The Changing Landscape Of Oncology Drug Development: Bringing Novel Lifesaving Therapies To Patients

The pharmaceutical oncology landscape looks very different today than it did just a decade ago. As the fastest-growing, most active sector of drug development, oncology has benefited from breakthroughs in science and technology that have advanced researchers’ understanding of the biology, immunology, and genetics of cancer.

This growing body of knowledge has led to the development of new therapeutic strategies that increase treatment options and improve outcomes for patients. Many patient populations that previously were treated with nonselective chemotherapies are now receiving targeted agents and cancer immunotherapies that are tailored to the molecular and clinical features of their disease.

In addition to widening the oncology playing field, this shift toward precision medicine has intensified the competition. The past decade has seen 169 launches of novel active substances in oncology, including new immunotherapies, next-generation biotherapeutics, and treatments for rare cancers.1 In 2021, there were nearly 7,000 anticancer drugs in the R&D pipeline, representing a 7% increase over 2020 and outpacing the overall rate of pipeline growth.2 And almost all of this pipeline is geared toward precision oncology, including therapies such as small molecule angiogenesis inhibitors, immune checkpoint modulators, T cell– engaging antibodies, antibody–drug conjugates, and chimeric antigen receptor (CAR-T) therapies, among others.

From a manufacturing perspective, the implications are significant. Matching drug products to clinical and commercial needs for such a robust pipeline is inherently challenging and doing so in the shadow of a global pandemic increases the complexity by an order of magnitude.

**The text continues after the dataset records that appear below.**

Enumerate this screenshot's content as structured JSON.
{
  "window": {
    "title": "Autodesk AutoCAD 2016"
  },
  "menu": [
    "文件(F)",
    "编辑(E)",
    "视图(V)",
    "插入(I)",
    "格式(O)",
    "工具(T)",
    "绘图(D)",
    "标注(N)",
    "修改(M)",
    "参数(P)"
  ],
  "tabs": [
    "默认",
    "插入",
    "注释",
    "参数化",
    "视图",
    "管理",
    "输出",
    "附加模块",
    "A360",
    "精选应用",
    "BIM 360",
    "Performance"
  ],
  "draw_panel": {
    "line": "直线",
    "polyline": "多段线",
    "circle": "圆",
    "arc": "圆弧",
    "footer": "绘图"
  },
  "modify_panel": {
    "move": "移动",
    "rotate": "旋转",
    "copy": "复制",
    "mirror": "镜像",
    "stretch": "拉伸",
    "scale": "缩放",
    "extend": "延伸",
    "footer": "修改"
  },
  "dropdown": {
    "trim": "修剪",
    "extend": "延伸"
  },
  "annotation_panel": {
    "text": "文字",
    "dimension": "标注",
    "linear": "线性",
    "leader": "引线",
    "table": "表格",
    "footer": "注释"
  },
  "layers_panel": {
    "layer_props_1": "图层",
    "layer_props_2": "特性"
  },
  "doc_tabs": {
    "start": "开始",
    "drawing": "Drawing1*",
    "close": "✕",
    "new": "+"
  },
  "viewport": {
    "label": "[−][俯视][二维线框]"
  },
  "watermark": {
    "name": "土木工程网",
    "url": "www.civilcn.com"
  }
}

Above and beyond these considerations, targeted cancer therapies are more complex than conventional chemotherapies, making their formulation more challenging, and many are highly potent compounds that require specialized facilities, equipment, and handling. Similarly, biologics must be handled, stored, and shipped at low temperatures to ensure the physical integrity of the doses and cell-based immunotherapies have unique logistical obstacles.

Coupled with quickly evolving standards of care across cancer types, accelerated approval pathways, lower production volumes, shorter product lifecycles, and a crowded development field, these considerations add multiple layers of intricacy to an already complex development model.